Les entreprises pharmaceutiques émettent 13% de plus de CO2 que le secteur automobile

Le secteur du médicament génère 52 millions de tonnes de CO2 par an, selon une nouvelle étude, soit l’équivalent d’un pays comme la Suisse ou le Danemark. Les grandes entreprises du secteur pharmaceutique sont ainsi bien moins vertueuses que celles d’autres activités pesant pourtant plus lourd dans l’économie. Certaines sont cependant bien meilleures élèves que d’autres.

De nombreuses études se sont focalisées sur l’empreinte carbone de l’alimentation, du transport, du bâtiment, de l’énergie ou des nouvelles technologies. Mais bien peu se sont jusqu’ici penchées sur le secteur pharmaceutique. Et pour cause : alors que le marché du médicament compte plus de 200 acteurs, seulement 15 entreprises ont publié leurs émissions de CO2 depuis 2012.

Lotfi Belkhir, professeur à l’université de McMaster au Canada, a quand même essayé de relever le défi dans une étude publiée dans la revue Journal of Cleaner Production le 20 mars dernier. L’échantillon des 15 entreprises n’étant évidemment pas représentatif puisqu’il s’agit principalement des plus grosses sociétés, le chercheur a d’abord calculé un indice d’intensité carbone mesurant les émissions de CO2 par million de dollars de revenu généré pour l’année 2015. On aboutit à 48,55 tonnes équivalent CO2 (eCO2) par million de dollars (M$), soit 55 % de plus que pour l’industrie automobile (31,4 tonnes). En extrapolant à tout le marché pharmaceutique, les émissions totales s’élèvent à 52 millions de tonnes eCO2, comparé à 46,4 millions pour l’automobile sur la même année. « Alors qu’elle pèse 28 % de moins dans l’économie, la pharmacie est 13 % plus polluante que l’automobile », met en avant Lotfi Belkhir.

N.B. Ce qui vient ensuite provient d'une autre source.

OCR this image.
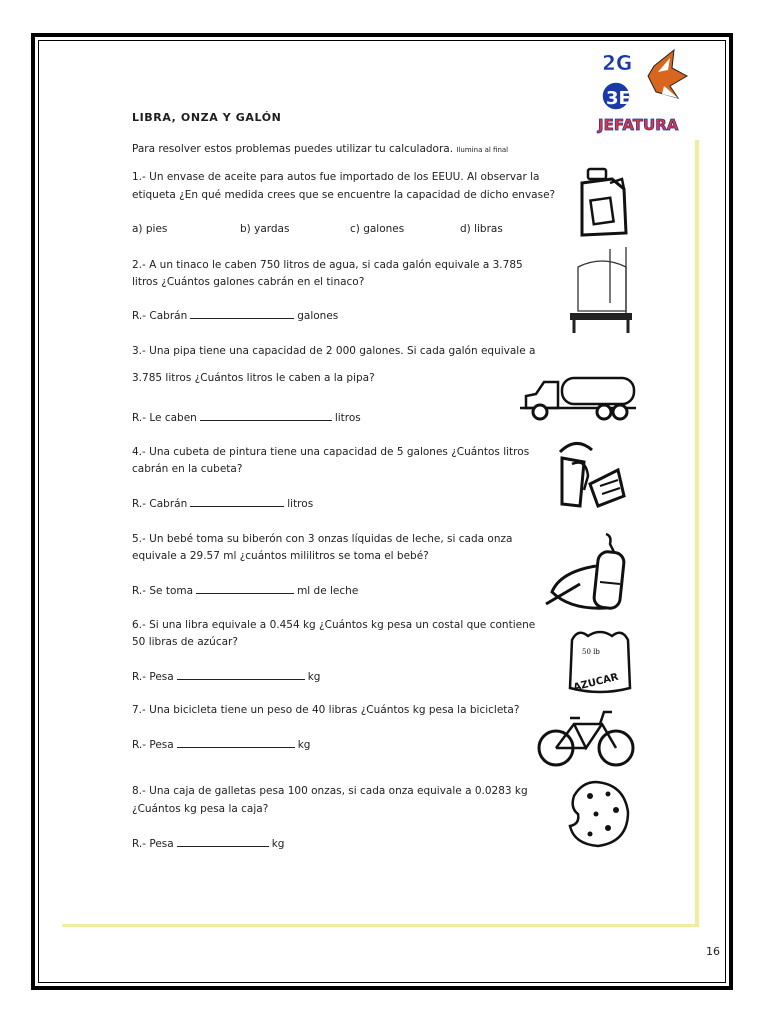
2G
3Er
JEFATURA
LIBRA, ONZA Y GALÓN
Para resolver estos problemas puedes utilizar tu calculadora. Ilumina al final
1.- Un envase de aceite para autos fue importado de los EEUU. Al observar la
etiqueta ¿En qué medida crees que se encuentre la capacidad de dicho envase?
a) pies	b) yardas	c) galones	d) libras
2.- A un tinaco le caben 750 litros de agua, si cada galón equivale a 3.785
litros ¿Cuántos galones cabrán en el tinaco?
R.- Cabrán	galones
3.- Una pipa tiene una capacidad de 2 000 galones. Si cada galón equivale a
3.785 litros ¿Cuántos litros le caben a la pipa?
R.- Le caben	litros
4.- Una cubeta de pintura tiene una capacidad de 5 galones ¿Cuántos litros
cabrán en la cubeta?
R.- Cabrán	litros
5.- Un bebé toma su biberón con 3 onzas líquidas de leche, si cada onza
equivale a 29.57 ml ¿cuántos mililitros se toma el bebé?
R.- Se toma	ml de leche
6.- Si una libra equivale a 0.454 kg ¿Cuántos kg pesa un costal que contiene
50 libras de azúcar?
R.- Pesa	kg
50 lb
AZUCAR
7.- Una bicicleta tiene un peso de 40 libras ¿Cuántos kg pesa la bicicleta?
R.- Pesa	kg
8.- Una caja de galletas pesa 100 onzas, si cada onza equivale a 0.0283 kg
¿Cuántos kg pesa la caja?
R.- Pesa	kg
16
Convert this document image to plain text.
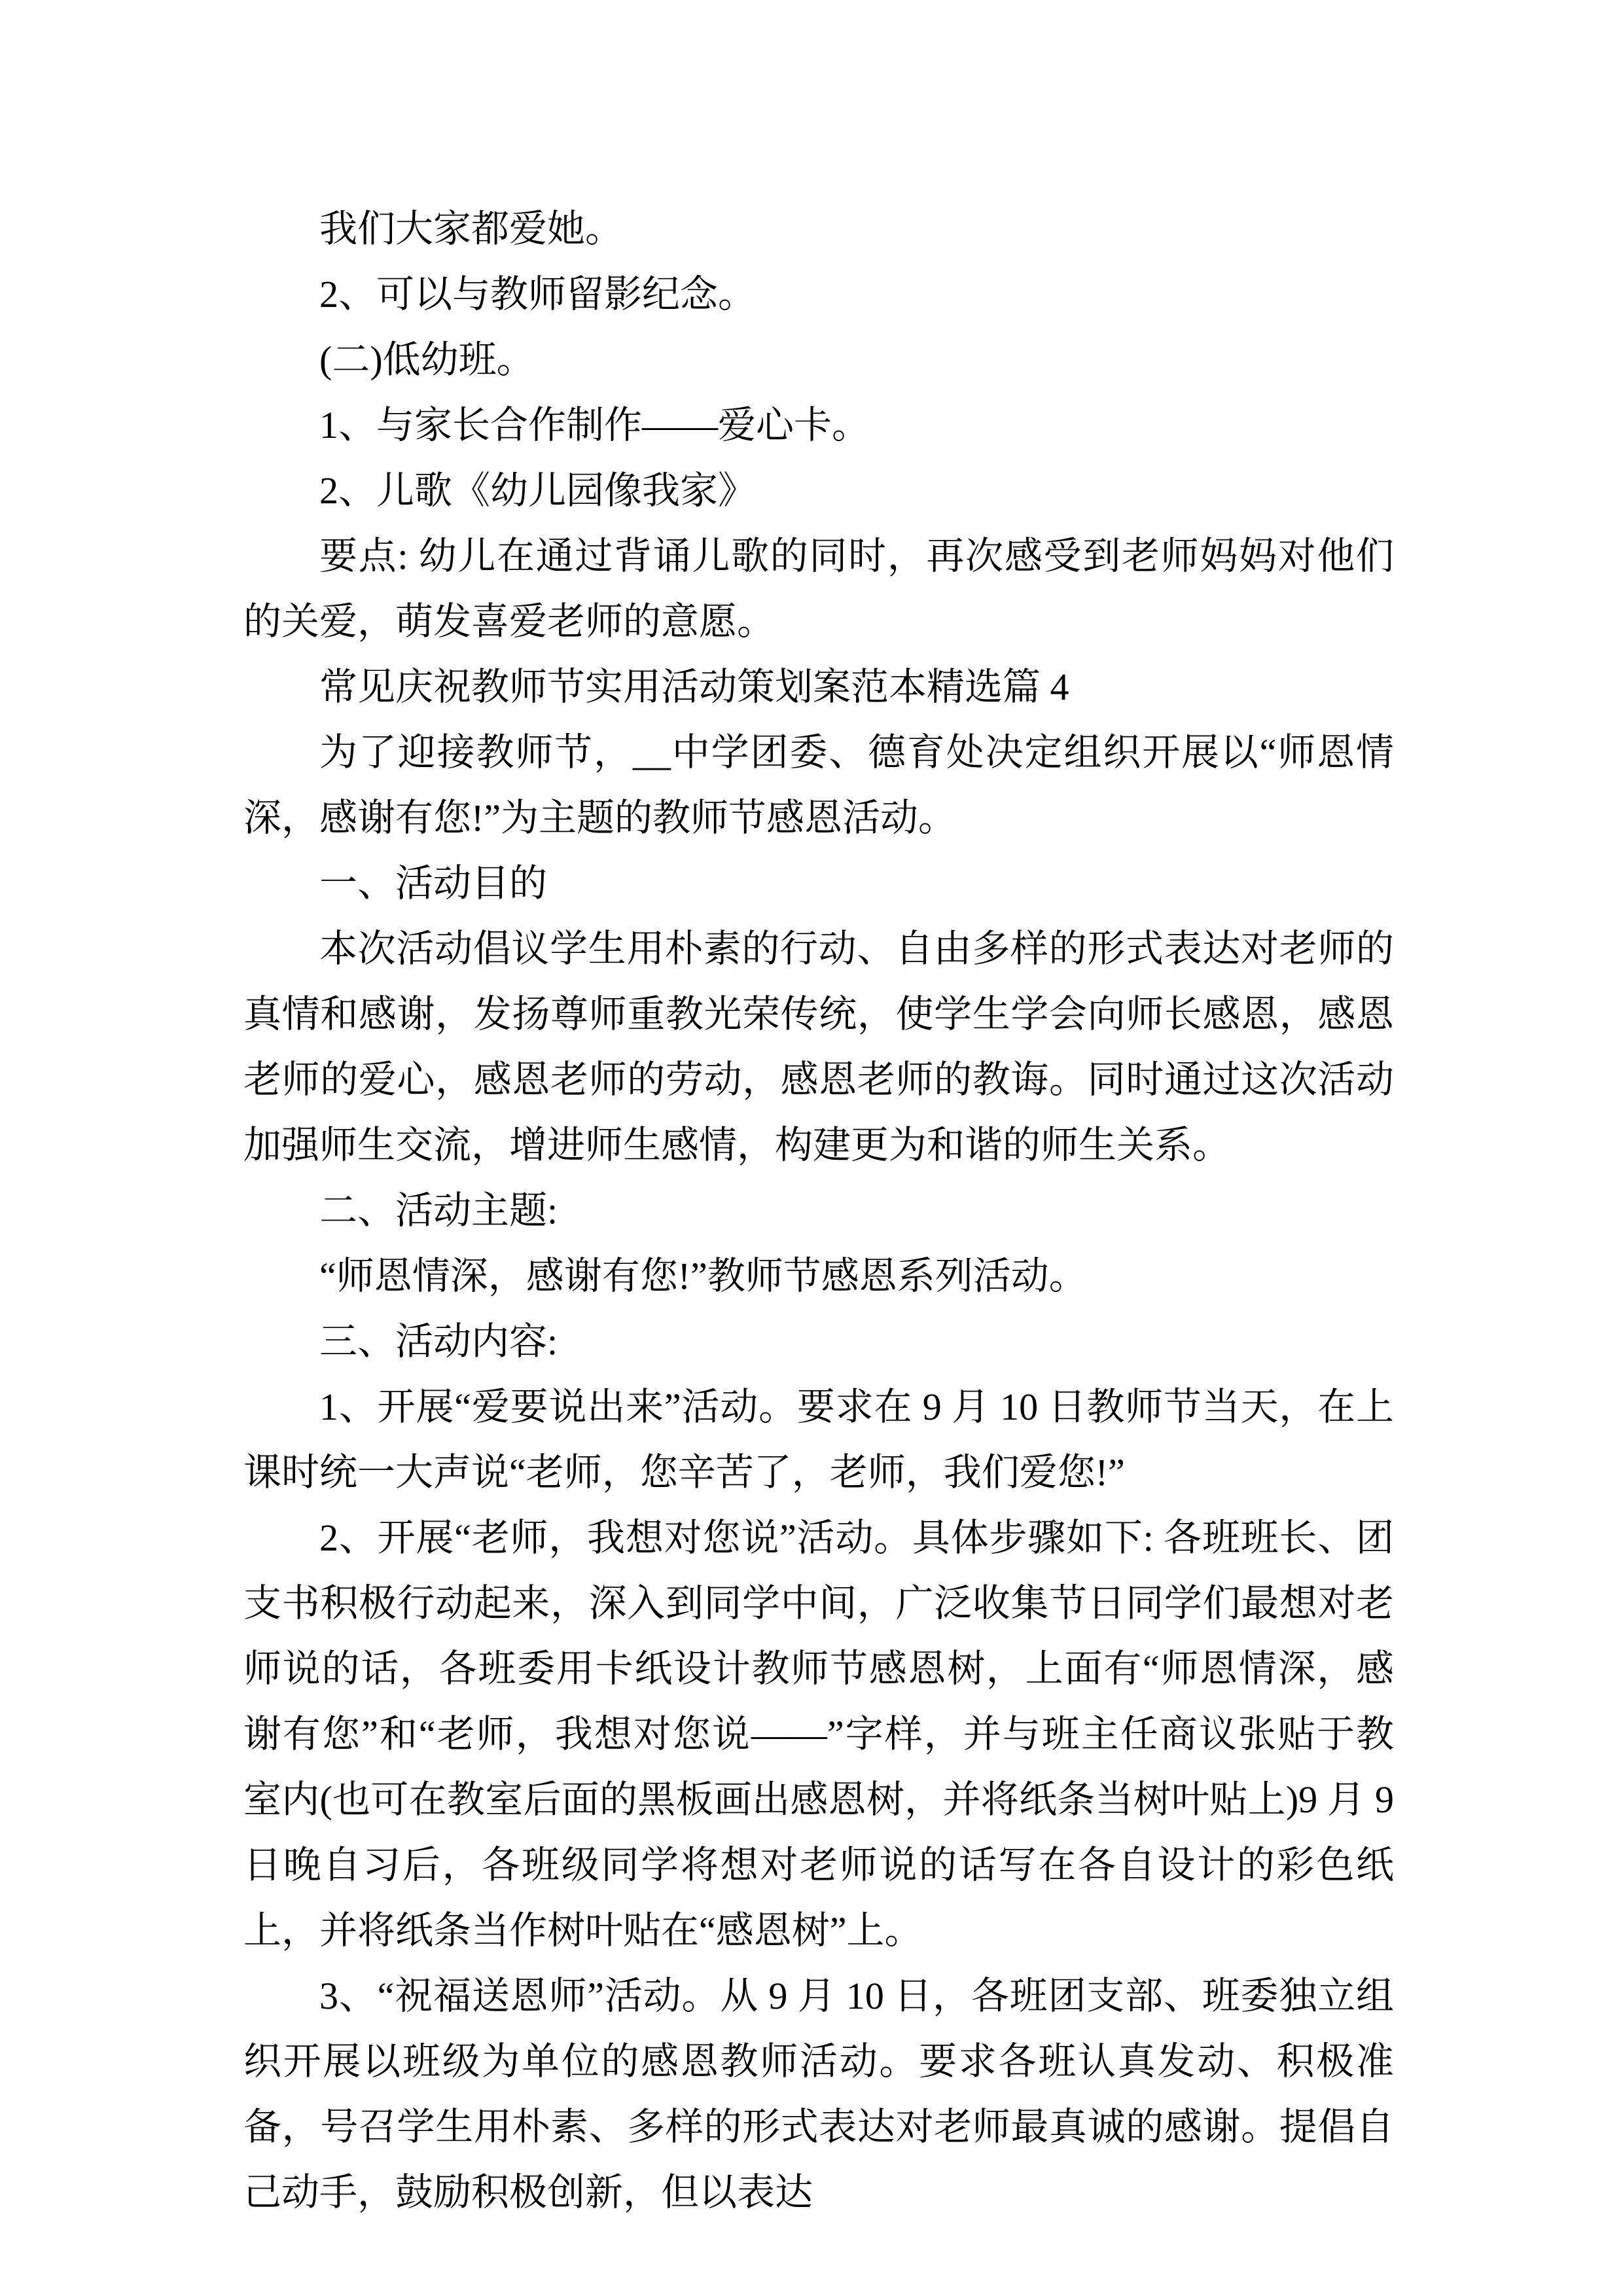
我们大家都爱她。

2、可以与教师留影纪念。

(二)低幼班。

1、与家长合作制作——爱心卡。

2、儿歌《幼儿园像我家》

要点: 幼儿在通过背诵儿歌的同时，再次感受到老师妈妈对他们的关爱，萌发喜爱老师的意愿。

常见庆祝教师节实用活动策划案范本精选篇 4

为了迎接教师节，__中学团委、德育处决定组织开展以“师恩情深，感谢有您!”为主题的教师节感恩活动。

一、活动目的

本次活动倡议学生用朴素的行动、自由多样的形式表达对老师的真情和感谢，发扬尊师重教光荣传统，使学生学会向师长感恩，感恩老师的爱心，感恩老师的劳动，感恩老师的教诲。同时通过这次活动加强师生交流，增进师生感情，构建更为和谐的师生关系。

二、活动主题:

“师恩情深，感谢有您!”教师节感恩系列活动。

三、活动内容:

1、开展“爱要说出来”活动。要求在 9 月 10 日教师节当天，在上课时统一大声说“老师，您辛苦了，老师，我们爱您!”

2、开展“老师，我想对您说”活动。具体步骤如下: 各班班长、团支书积极行动起来，深入到同学中间，广泛收集节日同学们最想对老师说的话，各班委用卡纸设计教师节感恩树，上面有“师恩情深，感谢有您”和“老师，我想对您说——”字样，并与班主任商议张贴于教室内(也可在教室后面的黑板画出感恩树，并将纸条当树叶贴上)9 月 9 日晚自习后，各班级同学将想对老师说的话写在各自设计的彩色纸上，并将纸条当作树叶贴在“感恩树”上。

3、“祝福送恩师”活动。从 9 月 10 日，各班团支部、班委独立组织开展以班级为单位的感恩教师活动。要求各班认真发动、积极准备，号召学生用朴素、多样的形式表达对老师最真诚的感谢。提倡自己动手，鼓励积极创新，但以表达
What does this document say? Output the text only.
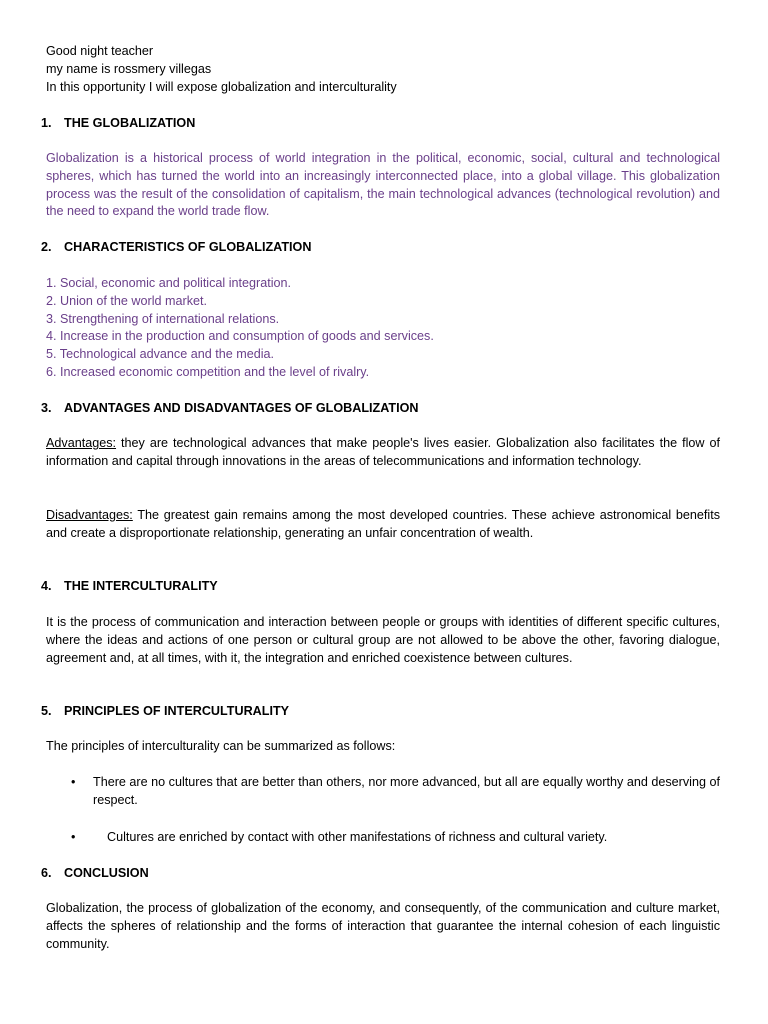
Good night teacher
my name is rossmery villegas
In this opportunity I will expose globalization and interculturality
1. THE GLOBALIZATION

Globalization is a historical process of world integration in the political, economic, social, cultural and technological spheres, which has turned the world into an increasingly interconnected place, into a global village. This globalization process was the result of the consolidation of capitalism, the main technological advances (technological revolution) and the need to expand the world trade flow.

2. CHARACTERISTICS OF GLOBALIZATION
1. Social, economic and political integration.
2. Union of the world market.
3. Strengthening of international relations.
4. Increase in the production and consumption of goods and services.
5. Technological advance and the media.
6. Increased economic competition and the level of rivalry.
3. ADVANTAGES AND DISADVANTAGES OF GLOBALIZATION

Advantages: they are technological advances that make people's lives easier. Globalization also facilitates the flow of information and capital through innovations in the areas of telecommunications and information technology.

Disadvantages: The greatest gain remains among the most developed countries. These achieve astronomical benefits and create a disproportionate relationship, generating an unfair concentration of wealth.

4. THE INTERCULTURALITY

It is the process of communication and interaction between people or groups with identities of different specific cultures, where the ideas and actions of one person or cultural group are not allowed to be above the other, favoring dialogue, agreement and, at all times, with it, the integration and enriched coexistence between cultures.

5. PRINCIPLES OF INTERCULTURALITY

The principles of interculturality can be summarized as follows:

• There are no cultures that are better than others, nor more advanced, but all are equally worthy and deserving of respect.
•	Cultures are enriched by contact with other manifestations of richness and cultural variety.
6. CONCLUSION

Globalization, the process of globalization of the economy, and consequently, of the communication and culture market, affects the spheres of relationship and the forms of interaction that guarantee the internal cohesion of each linguistic community.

Difficile cependant de mettre tous les acteurs dans le même panier. Cette triste statistique cache en effet d’énormes disparités. Avec 77,3 tonnes eCO2/M$, le laboratoire américain Eli Lilly est ainsi 5,5 plus polluant que le Suisse Roche (14 tonnes eCO2/M$). De même, Procter & Gamble émet cinq fois plus de CO2 que son concurrent Johnson & Johnson, qui pèse pourtant le même chiffre d’affaires et possède une gamme de produits similaires.

« Pour se conformer aux limites fixées par les accords de Paris (+1,5 °C par rapport au niveau pré-industriel), il faudrait que les acteurs du secteur baissent leurs émissions de 59 % d’ici 2025 », fait valoir Lotfi Belkhir. Rien d’impossible, puisque Roche a par exemple augmenté ses revenus de 27,2 % entre 2012 et 2015 tout en réduisant ses émissions de 18,7 %. Le laboratoire américain Amgen remplit lui aussi déjà les objectifs.

Mais pourquoi ces entreprises sont-elles aussi polluantes ? « Bonne question », note Lotfi Belkhir que nous avons interrogé sur ce point. « Malheureusement les sociétés entretiennent une grande opacité sur leurs émissions et même celles qui publient un rapport annuel environnemental ne donnent aucun détail », regrette le chercheur. On sait cependant que l’industrie chimique, sous laquelle est regroupée la pharmacie, est le deuxième contributeur mondial aux émissions industrielles de gaz à effet de serre. Lotfi Belkhir explique d’ailleurs qu’il a dû exclure Bayer, pourtant l’un des leaders mondiaux du médicament, car ce dernier amalgame les émissions issues de sa division pharma avec celles de ses divisions chimie et agriculture, bien plus émettrices de CO2. « Généralement moins exposées médiatiquement que les énergéticiens ou le secteur minier, peut-être ont-elles tout simplement fait moins d’effort sur ce sujet », suggère le chercheur.

Pluies acides, pollution atmosphérique et contamination des fleuves

En 2016, une précédente étude avait calculé la pollution générée par le service de santé américain et montré que ce dernier était à l’origine de 12 % des pluies acides, 10 % des émissions de gaz à effet de serre, 9 % de la pollution atmosphérique et 1 % des gaz destructeurs de la couche d’ozone. La pollution générée par le secteur pharmaceutique va d’ailleurs bien au-delà des émissions de CO2. Une étude portant sur les fleuves de 72 pays vient de montrer que 65 % des sites étudiés contenaient des antibiotiques avec des concentrations allant jusqu’à 300 fois le seuil acceptable. Les industriels ne sont cependant pas les premiers en cause, les maillons faibles se situant ici au niveau des hôpitaux et des stations de traitement des eaux.